The 83x Speedup! The 1024x1024 MatMul time dropped from ~720ms (our Go-parallel best) to ~164 milliseconds!

  • Initial (Naive): ~15,000 ms
  • After Go Parallelism & Transpose: ~720 ms (~20x faster than naive)
  • After BLAS Integration: ~130 ms (~4.4x faster than Go-parallel, and ~115x faster than the initial estimate!)

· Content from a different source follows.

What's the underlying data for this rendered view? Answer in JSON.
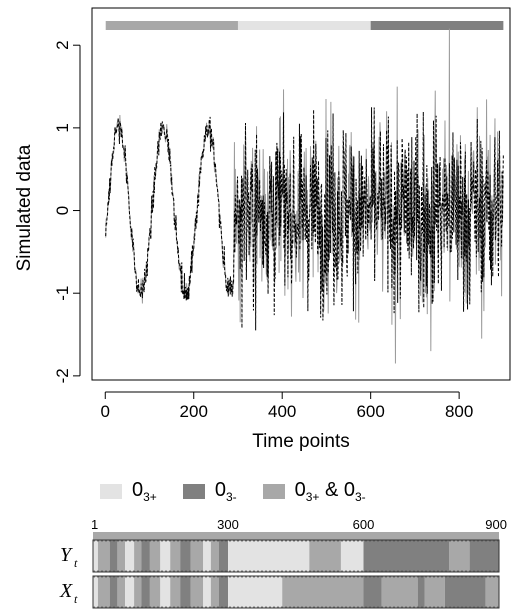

Fine-tuning BLAS: Threading

BLAS libraries like OpenBLAS have their own internal threading. I did some experimentation by setting the OPENBLAS_NUM_THREADS environment variable:

  • OPENBLAS_NUM_THREADS=1: 210 ms
  • OPENBLAS_NUM_THREADS=4: 130.50 ms (Optimal for the test machine, likely matching physical cores)
  • OPENBLAS_NUM_THREADS=8: 172 ms (Slightly slower, possibly due to hyperthreading overhead)

Current Benchmarks

After these optimizations, go-torch now scores:

OperationTime (1024x1024)
Matrix Multiply (go-torch with BLAS)130.50 ms
Matrix Multiply (Previous Go-Parallel)~720 ms
Matrix Multiply (Initial Naive)~15,000 ms
Benchmark Detail128x128512x5121024x1024
Matrix Multiply510.33 µs13.54 ms130.50 ms
Element-wise Add71.72 µs1.29 ms4.13 ms
Element-wise Mul47.83 µs1.63 ms3.91 ms
ReLU Activation121.18 µs1.75 ms6.45 ms
Linear Layer Forward (B32,I128,O10)71.93 µs
CrossEntropyLoss (B32,C10)11.16 µs
Full Fwd-Bwd (Net:128-256-10, B32)4.02 ms

Next Steps and The Quest for More Speed

Even though 130ms is great, still we have memory overhead while computing heavy matrices, especially because we copy the matrices and compute on their duplicates. I’m now checking out the sync.pool methods and how could i optimize data transfer and memory overhead using pool. Let’s see how far we could optimize.